I stop short. “Is that what I’m doing?” I demand, surprised. And then, “All right, I guess so. You’re a machine, Sigfrid. I can control you.”

And he says after me as I leave, “We always knew that, really, didn’t we? The real thing you fear—the place where you feel control is needed—isn’t that in you?”

20

When you spend weeks on end close to another person, so close that you know every hiccough, every smell and every scratch on the skin, you either come out of it hating each other or so deep in each other’s gut that you can’t find a way out. Klara and I were both. Our little love affair had turned into a Siamese-twin relationship. There wasn’t any romance in it. There wasn’t room enough between us for romance to occur. And yet I knew every inch of Klara, every pore, and every thought, far better than I’d known my own mother. And in the same way: from the womb out. I was surrounded by Klara.

And, like a Klein-bottle yin and yang, she was surrounded by me, too; we each defined the other’s universe, and there were times when I (and, I am sure, she) was desperate to break out and breathe free air again.

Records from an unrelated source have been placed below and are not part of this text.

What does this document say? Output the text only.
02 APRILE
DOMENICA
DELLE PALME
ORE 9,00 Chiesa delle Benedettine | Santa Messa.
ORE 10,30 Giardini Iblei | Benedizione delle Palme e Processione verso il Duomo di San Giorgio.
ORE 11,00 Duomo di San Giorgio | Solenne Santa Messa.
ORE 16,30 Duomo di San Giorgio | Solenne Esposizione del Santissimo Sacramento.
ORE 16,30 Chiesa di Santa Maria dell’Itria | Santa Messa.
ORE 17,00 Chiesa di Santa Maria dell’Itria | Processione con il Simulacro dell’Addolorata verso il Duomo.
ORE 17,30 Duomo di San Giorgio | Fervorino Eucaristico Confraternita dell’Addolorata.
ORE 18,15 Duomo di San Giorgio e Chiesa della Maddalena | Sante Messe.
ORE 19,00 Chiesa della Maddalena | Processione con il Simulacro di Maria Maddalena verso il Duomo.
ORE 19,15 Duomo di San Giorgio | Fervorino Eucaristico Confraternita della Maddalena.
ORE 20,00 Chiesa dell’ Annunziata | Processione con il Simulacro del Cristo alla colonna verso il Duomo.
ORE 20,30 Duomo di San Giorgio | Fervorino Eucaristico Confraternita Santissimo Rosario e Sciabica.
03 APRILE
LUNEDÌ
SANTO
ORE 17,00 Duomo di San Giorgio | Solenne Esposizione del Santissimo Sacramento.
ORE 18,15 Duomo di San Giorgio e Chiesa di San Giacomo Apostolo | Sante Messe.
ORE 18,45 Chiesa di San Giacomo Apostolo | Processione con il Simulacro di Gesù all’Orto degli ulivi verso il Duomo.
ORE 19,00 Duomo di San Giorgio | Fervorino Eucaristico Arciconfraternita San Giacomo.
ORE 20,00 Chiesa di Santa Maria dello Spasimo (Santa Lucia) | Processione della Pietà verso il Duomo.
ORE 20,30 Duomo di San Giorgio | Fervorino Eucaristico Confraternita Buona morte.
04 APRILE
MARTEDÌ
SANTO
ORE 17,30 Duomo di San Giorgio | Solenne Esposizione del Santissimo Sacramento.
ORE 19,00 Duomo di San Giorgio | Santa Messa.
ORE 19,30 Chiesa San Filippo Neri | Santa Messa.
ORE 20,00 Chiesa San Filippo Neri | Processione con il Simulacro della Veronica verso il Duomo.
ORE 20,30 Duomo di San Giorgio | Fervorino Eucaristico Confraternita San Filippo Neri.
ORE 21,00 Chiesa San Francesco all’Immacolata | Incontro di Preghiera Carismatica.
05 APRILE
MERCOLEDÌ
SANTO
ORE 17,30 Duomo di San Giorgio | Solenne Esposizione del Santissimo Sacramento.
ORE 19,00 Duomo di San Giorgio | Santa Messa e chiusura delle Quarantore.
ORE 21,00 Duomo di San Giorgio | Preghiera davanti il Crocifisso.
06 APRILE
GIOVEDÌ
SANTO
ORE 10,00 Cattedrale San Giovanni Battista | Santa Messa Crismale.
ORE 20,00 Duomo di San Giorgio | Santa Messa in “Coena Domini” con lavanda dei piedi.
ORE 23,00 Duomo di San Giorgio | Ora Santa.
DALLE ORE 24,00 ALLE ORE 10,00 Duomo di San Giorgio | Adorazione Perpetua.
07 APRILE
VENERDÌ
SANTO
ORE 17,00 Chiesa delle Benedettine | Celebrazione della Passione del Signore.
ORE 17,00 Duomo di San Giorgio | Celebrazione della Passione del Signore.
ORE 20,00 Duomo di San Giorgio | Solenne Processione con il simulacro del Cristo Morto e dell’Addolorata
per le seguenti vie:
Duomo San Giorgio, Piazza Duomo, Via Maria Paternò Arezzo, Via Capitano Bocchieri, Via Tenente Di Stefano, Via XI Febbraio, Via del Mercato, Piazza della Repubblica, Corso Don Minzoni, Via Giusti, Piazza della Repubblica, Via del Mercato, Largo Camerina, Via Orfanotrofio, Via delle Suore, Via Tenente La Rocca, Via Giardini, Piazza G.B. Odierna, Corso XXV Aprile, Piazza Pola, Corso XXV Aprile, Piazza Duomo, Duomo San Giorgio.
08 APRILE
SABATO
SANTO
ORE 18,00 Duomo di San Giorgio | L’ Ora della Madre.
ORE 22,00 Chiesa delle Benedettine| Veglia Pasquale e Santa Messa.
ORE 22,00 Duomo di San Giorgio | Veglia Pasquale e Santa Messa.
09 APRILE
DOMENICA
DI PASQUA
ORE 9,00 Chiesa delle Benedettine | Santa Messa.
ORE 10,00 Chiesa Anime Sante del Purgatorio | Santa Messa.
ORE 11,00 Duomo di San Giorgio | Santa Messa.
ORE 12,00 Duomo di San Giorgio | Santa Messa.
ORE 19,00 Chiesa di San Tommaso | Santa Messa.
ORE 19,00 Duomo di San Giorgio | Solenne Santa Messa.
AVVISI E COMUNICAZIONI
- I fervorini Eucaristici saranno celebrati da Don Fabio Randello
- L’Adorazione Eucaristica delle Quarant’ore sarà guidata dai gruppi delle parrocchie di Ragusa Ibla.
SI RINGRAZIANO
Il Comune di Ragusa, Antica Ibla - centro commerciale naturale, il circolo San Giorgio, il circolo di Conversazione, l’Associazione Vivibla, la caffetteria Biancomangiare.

The first day we got back, filthy and exhausted, we automatically headed for Klara’s place. That was where the private bath was, there was plenty of room, it was all ready for us and we fell into bed together like old marrieds after a week of backpacking. Only we weren’t old marrieds. I had no claim on her. At breakfast the next morning (Earth-born Canadian bacon and eggs, scandalously expensive, fresh pineapple, cereal with real cream, cappuccino), Klara made sure to remind me of that fact by ostentatiously paying for it on her own credit. I exhibited the Pavlovian reflex she wanted. I said, “You don’t have to do that. I know you have more money than I do.”

“And you wish you knew how much,” she said, smiling sweetly. Actually I did know. Shicky had told me. She had seven hundred thousand dollars and change in her account. Enough to go back to Venus and live the rest of her life there in reasonable security if she wanted to, although why anyone would want to live on Venus in the first place I can’t say. Maybe that was why she stayed on Gateway when she didn’t have to. One tunnel is much like another. “You really ought to let yourself be born,” I said, finishing out the thought aloud. “You can’t stay in the womb forever.”

She was surprised but game. “Rob, dear,” she said, fishing a cigarette out of my pocket and allowing me to light it, “you really ought to let your poor mother be dead. It’s just so much trouble for me, trying to remember to keep rejecting you so you can court her through me.”

I perceived that we were talking at cross-purposes but, on the other hand, I perceived that we really weren’t. The actual agenda was not to communicate but to draw blood. “Klara,” I said kindly, “you know that I love you. It worries me that you’ve reached forty without, really, ever having had a good, long-lasting relationship with a man.”